While security continues to be the main priority for high-value film content, the pandemic forced the Hollywood production community to dive in and stop testing some workflows and put them to day-to-day use, he added.
“How we can do it securely through the cloud is what our focus is on,” Jenkins said. “But those are workflows that are starting to see a little more push behind them.”
Hybridity Abounds
Media asset management (MAM) vendor Vizrt has some customers that are cloud native, like Amazon Prime Video, and others like TV Globo that are traditional broadcasters that have aggressively shifted most of their operations to the public cloud.

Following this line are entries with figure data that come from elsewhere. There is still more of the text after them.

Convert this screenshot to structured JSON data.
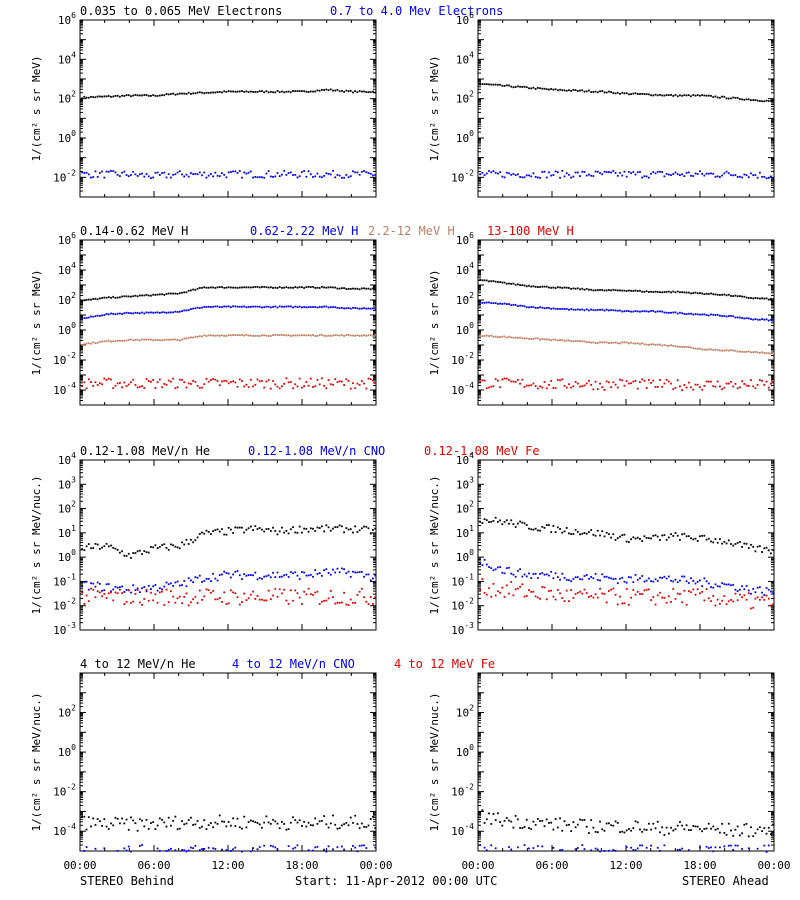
{
  "colors": {
    "black": "#000000",
    "blue": "#0000ee",
    "tan": "#bc7f64",
    "red": "#e00000"
  },
  "footer": {
    "left": "STEREO Behind",
    "center": "Start: 11-Apr-2012 00:00 UTC",
    "right": "STEREO Ahead"
  },
  "chart_data": [
    {
      "id": "electrons",
      "type": "scatter",
      "scale": "log",
      "ylim_exp": [
        -3,
        6
      ],
      "tick_exps": [
        -2,
        0,
        2,
        4,
        6
      ],
      "ylabel": "1/(cm² s sr MeV)",
      "legend": [
        {
          "label": "0.035 to 0.065 MeV Electrons",
          "color": "black"
        },
        {
          "label": "0.7 to 4.0 Mev Electrons",
          "color": "blue"
        }
      ],
      "x_hours": [
        0,
        2,
        4,
        6,
        8,
        10,
        12,
        14,
        16,
        18,
        20,
        22,
        24
      ],
      "panels": [
        {
          "side": "STEREO Behind",
          "series": [
            {
              "color": "black",
              "log10": [
                2.1,
                2.15,
                2.2,
                2.2,
                2.3,
                2.35,
                2.4,
                2.4,
                2.4,
                2.4,
                2.5,
                2.4,
                2.4
              ]
            },
            {
              "color": "blue",
              "log10": [
                -1.8,
                -1.8,
                -1.8,
                -1.9,
                -1.8,
                -1.8,
                -1.8,
                -1.8,
                -1.8,
                -1.8,
                -1.8,
                -1.8,
                -1.8
              ]
            }
          ]
        },
        {
          "side": "STEREO Ahead",
          "series": [
            {
              "color": "black",
              "log10": [
                2.8,
                2.7,
                2.6,
                2.5,
                2.45,
                2.4,
                2.3,
                2.25,
                2.2,
                2.2,
                2.1,
                2.0,
                1.9
              ]
            },
            {
              "color": "blue",
              "log10": [
                -1.8,
                -1.8,
                -1.8,
                -1.8,
                -1.8,
                -1.8,
                -1.8,
                -1.8,
                -1.8,
                -1.8,
                -1.8,
                -1.8,
                -1.9
              ]
            }
          ]
        }
      ]
    },
    {
      "id": "protons",
      "type": "scatter",
      "scale": "log",
      "ylim_exp": [
        -5,
        6
      ],
      "tick_exps": [
        -4,
        -2,
        0,
        2,
        4,
        6
      ],
      "ylabel": "1/(cm² s sr MeV)",
      "legend": [
        {
          "label": "0.14-0.62 MeV H",
          "color": "black"
        },
        {
          "label": "0.62-2.22 MeV H",
          "color": "blue"
        },
        {
          "label": "2.2-12 MeV H",
          "color": "tan"
        },
        {
          "label": "13-100 MeV H",
          "color": "red"
        }
      ],
      "x_hours": [
        0,
        2,
        4,
        6,
        8,
        10,
        12,
        14,
        16,
        18,
        20,
        22,
        24
      ],
      "panels": [
        {
          "side": "STEREO Behind",
          "series": [
            {
              "color": "black",
              "log10": [
                2.0,
                2.2,
                2.3,
                2.4,
                2.5,
                2.9,
                2.9,
                2.9,
                2.9,
                2.9,
                2.9,
                2.8,
                2.8
              ]
            },
            {
              "color": "blue",
              "log10": [
                0.8,
                1.1,
                1.2,
                1.2,
                1.3,
                1.6,
                1.6,
                1.6,
                1.6,
                1.6,
                1.6,
                1.5,
                1.5
              ]
            },
            {
              "color": "tan",
              "log10": [
                -0.9,
                -0.7,
                -0.6,
                -0.6,
                -0.6,
                -0.3,
                -0.3,
                -0.3,
                -0.3,
                -0.3,
                -0.3,
                -0.3,
                -0.3
              ]
            },
            {
              "color": "red",
              "log10": [
                -3.5,
                -3.5,
                -3.5,
                -3.5,
                -3.5,
                -3.5,
                -3.5,
                -3.5,
                -3.5,
                -3.5,
                -3.5,
                -3.5,
                -3.5
              ]
            }
          ]
        },
        {
          "side": "STEREO Ahead",
          "series": [
            {
              "color": "black",
              "log10": [
                3.4,
                3.2,
                3.0,
                2.9,
                2.8,
                2.7,
                2.7,
                2.6,
                2.6,
                2.5,
                2.4,
                2.2,
                2.1
              ]
            },
            {
              "color": "blue",
              "log10": [
                1.9,
                1.8,
                1.6,
                1.5,
                1.4,
                1.4,
                1.3,
                1.3,
                1.2,
                1.1,
                1.0,
                0.8,
                0.7
              ]
            },
            {
              "color": "tan",
              "log10": [
                -0.3,
                -0.4,
                -0.5,
                -0.6,
                -0.7,
                -0.8,
                -0.8,
                -0.9,
                -1.0,
                -1.2,
                -1.3,
                -1.4,
                -1.5
              ]
            },
            {
              "color": "red",
              "log10": [
                -3.5,
                -3.5,
                -3.5,
                -3.6,
                -3.5,
                -3.6,
                -3.5,
                -3.6,
                -3.6,
                -3.6,
                -3.6,
                -3.6,
                -3.6
              ]
            }
          ]
        }
      ]
    },
    {
      "id": "heavy-low",
      "type": "scatter",
      "scale": "log",
      "ylim_exp": [
        -3,
        4
      ],
      "tick_exps": [
        -3,
        -2,
        -1,
        0,
        1,
        2,
        3,
        4
      ],
      "ylabel": "1/(cm² s sr MeV/nuc.)",
      "legend": [
        {
          "label": "0.12-1.08 MeV/n He",
          "color": "black"
        },
        {
          "label": "0.12-1.08 MeV/n CNO",
          "color": "blue"
        },
        {
          "label": "0.12-1.08 MeV Fe",
          "color": "red"
        }
      ],
      "x_hours": [
        0,
        2,
        4,
        6,
        8,
        10,
        12,
        14,
        16,
        18,
        20,
        22,
        24
      ],
      "panels": [
        {
          "side": "STEREO Behind",
          "series": [
            {
              "color": "black",
              "log10": [
                0.4,
                0.5,
                0.1,
                0.4,
                0.5,
                1.0,
                1.1,
                1.2,
                1.1,
                1.2,
                1.2,
                1.2,
                1.1
              ]
            },
            {
              "color": "blue",
              "log10": [
                -1.1,
                -1.2,
                -1.3,
                -1.2,
                -1.1,
                -0.8,
                -0.7,
                -0.7,
                -0.7,
                -0.7,
                -0.6,
                -0.6,
                -0.8
              ]
            },
            {
              "color": "red",
              "log10": [
                -1.6,
                -1.6,
                -1.6,
                -1.6,
                -1.6,
                -1.6,
                -1.6,
                -1.6,
                -1.6,
                -1.6,
                -1.6,
                -1.6,
                -1.6
              ]
            }
          ]
        },
        {
          "side": "STEREO Ahead",
          "series": [
            {
              "color": "black",
              "log10": [
                1.6,
                1.5,
                1.3,
                1.2,
                1.1,
                1.0,
                0.8,
                0.8,
                0.9,
                0.8,
                0.7,
                0.4,
                0.3
              ]
            },
            {
              "color": "blue",
              "log10": [
                -0.1,
                -0.5,
                -0.7,
                -0.7,
                -0.8,
                -0.8,
                -0.9,
                -0.8,
                -0.9,
                -1.0,
                -1.1,
                -1.3,
                -1.4
              ]
            },
            {
              "color": "red",
              "log10": [
                -1.2,
                -1.3,
                -1.4,
                -1.5,
                -1.6,
                -1.6,
                -1.6,
                -1.6,
                -1.6,
                -1.6,
                -1.7,
                -1.8,
                -1.8
              ]
            }
          ]
        }
      ]
    },
    {
      "id": "heavy-high",
      "type": "scatter",
      "scale": "log",
      "ylim_exp": [
        -5,
        4
      ],
      "tick_exps": [
        -4,
        -2,
        0,
        2
      ],
      "ylabel": "1/(cm² s sr MeV/nuc.)",
      "legend": [
        {
          "label": "4 to 12 MeV/n He",
          "color": "black"
        },
        {
          "label": "4 to 12 MeV/n CNO",
          "color": "blue"
        },
        {
          "label": "4 to 12 MeV Fe",
          "color": "red"
        }
      ],
      "x_hours": [
        0,
        2,
        4,
        6,
        8,
        10,
        12,
        14,
        16,
        18,
        20,
        22,
        24
      ],
      "panels": [
        {
          "side": "STEREO Behind",
          "series": [
            {
              "color": "black",
              "log10": [
                -3.5,
                -3.6,
                -3.6,
                -3.6,
                -3.5,
                -3.5,
                -3.5,
                -3.5,
                -3.5,
                -3.6,
                -3.5,
                -3.5,
                -3.5
              ]
            },
            {
              "color": "blue",
              "log10": [
                -5,
                -5,
                -5,
                -5,
                -5,
                -5,
                -5,
                -5,
                -5,
                -5,
                -5,
                -5,
                -5
              ]
            }
          ]
        },
        {
          "side": "STEREO Ahead",
          "series": [
            {
              "color": "black",
              "log10": [
                -3.2,
                -3.4,
                -3.5,
                -3.6,
                -3.7,
                -3.7,
                -3.7,
                -3.8,
                -3.8,
                -3.8,
                -3.9,
                -3.9,
                -3.9
              ]
            },
            {
              "color": "blue",
              "log10": [
                -5,
                -5,
                -5,
                -5,
                -5,
                -5,
                -5,
                -5,
                -5,
                -5,
                -5,
                -5,
                -5
              ]
            }
          ]
        }
      ]
    }
  ],
  "x_axis": {
    "tick_labels": [
      "00:00",
      "06:00",
      "12:00",
      "18:00",
      "00:00"
    ],
    "range_hours": [
      0,
      24
    ]
  }
}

But most of the company’s broadcast customers are in a state of transition with a hybrid architecture that mixes cloud and on-premise storage, said Paulo Santos, senior solutions architect for MAM and cloud for Vizrt.
As broadcasters look to move their workflows into the cloud, Vizrt recommends they perform careful due diligence, and ideally, take a multi-cloud approach that spreads storage and compute across different vendors in order to achieve redundancy. But they need to look beyond the cloud platforms themselves, Santos said.

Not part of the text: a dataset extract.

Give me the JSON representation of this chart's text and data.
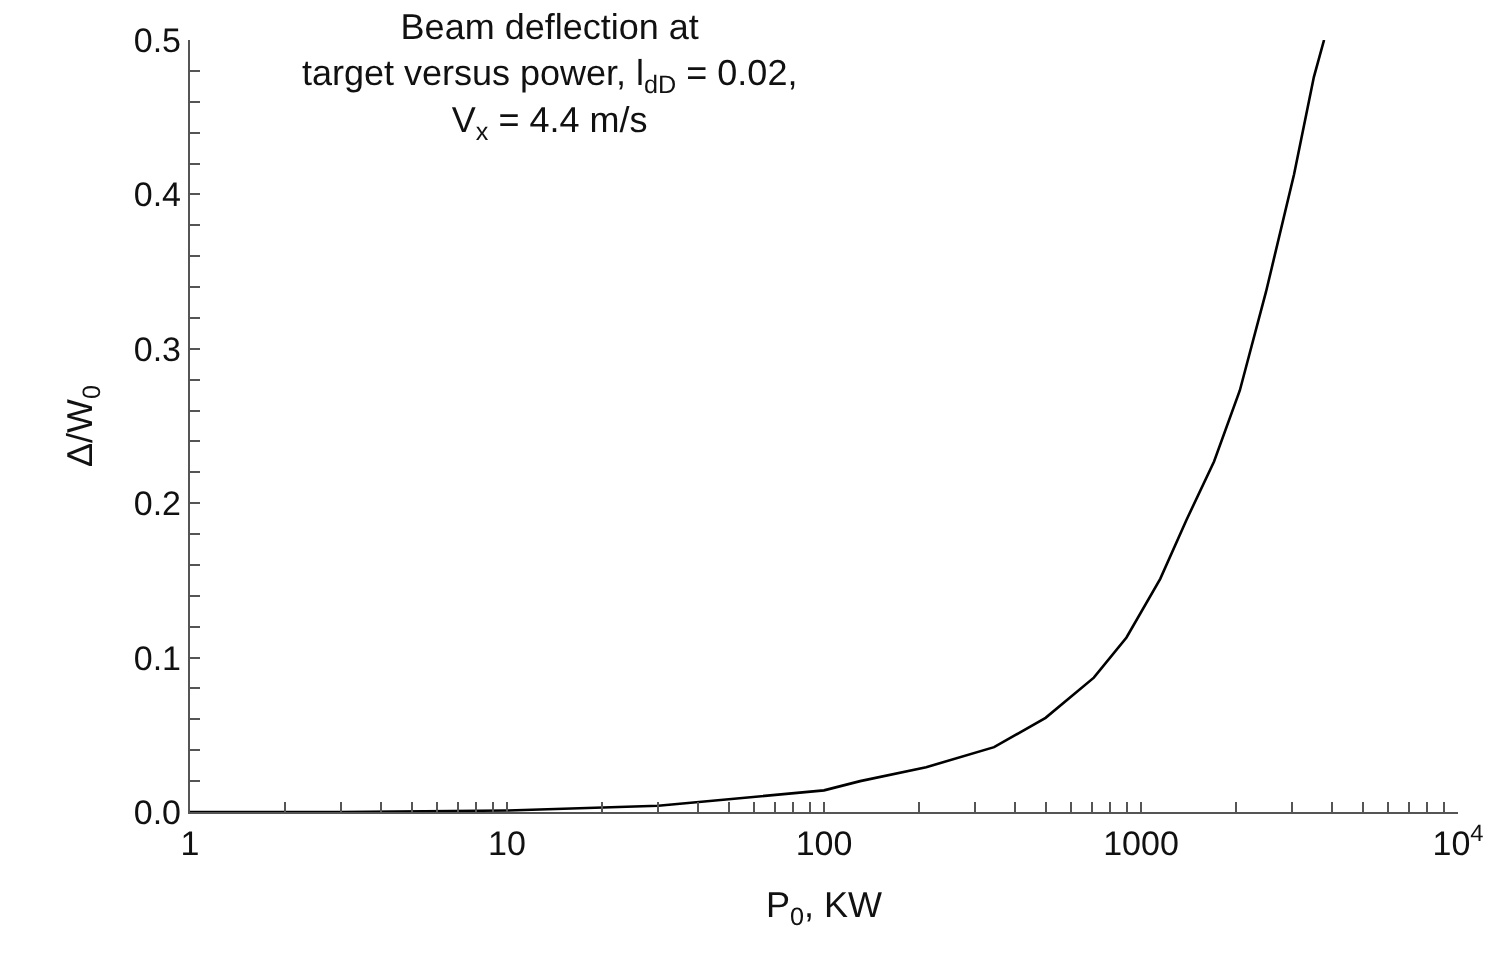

“One customer can choose two cloud providers, but if they are using the same telecom infrastructure you’re not protected,” Santos said. “So, you need to double-check this, such as what kind of fiber connections they’re using. You have to guarantee if you have a failure on Cloud Provider One, that you’re going to be able to reach your content on Cloud Provider Two. That’s what we recommend to our customers. There’s a very deep study that needs to be done, but in the end, you can guarantee very good security and reliability in your system.”

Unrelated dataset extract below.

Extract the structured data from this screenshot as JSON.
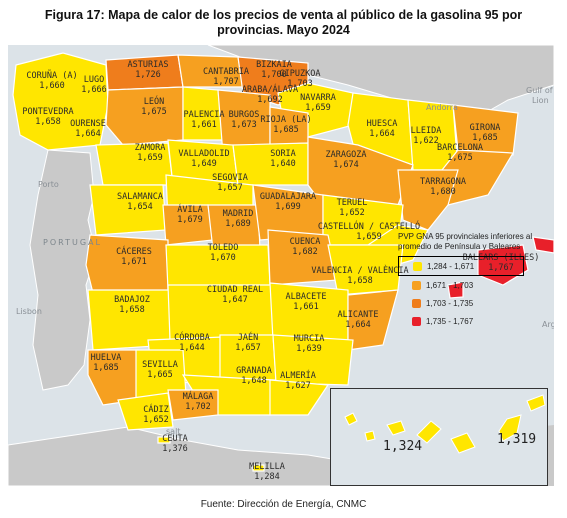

While Sinclair uses a hybrid cloud approach, just doing that alone isn’t enough to guarantee reliability, said Palmer, who agreed that a careful analysis of the overall system architecture is required. He noted that some broadcast vendors might put their control plane in one cloud and their data plane in another, such as their control plane in Google Cloud Platform [GCP] and their data plane in AWS. That means that if there is an outage in GCP that knocks out the control plane a customer’s application isn’t going to run in AWS, even though there might be reams of compute resources that are unaffected by the outage. Without the control plane, the customer still wouldn’t have access to them.
“So, you put things in both clouds or in hybrid, you may think you’re more secure but you’re not,” Palmer said. “It all depends on your architecture. It’s a much more complicated environment with many levels of subtlety, and you really need to take a look at how your vendors are working in that environment and what interdependencies they might have.”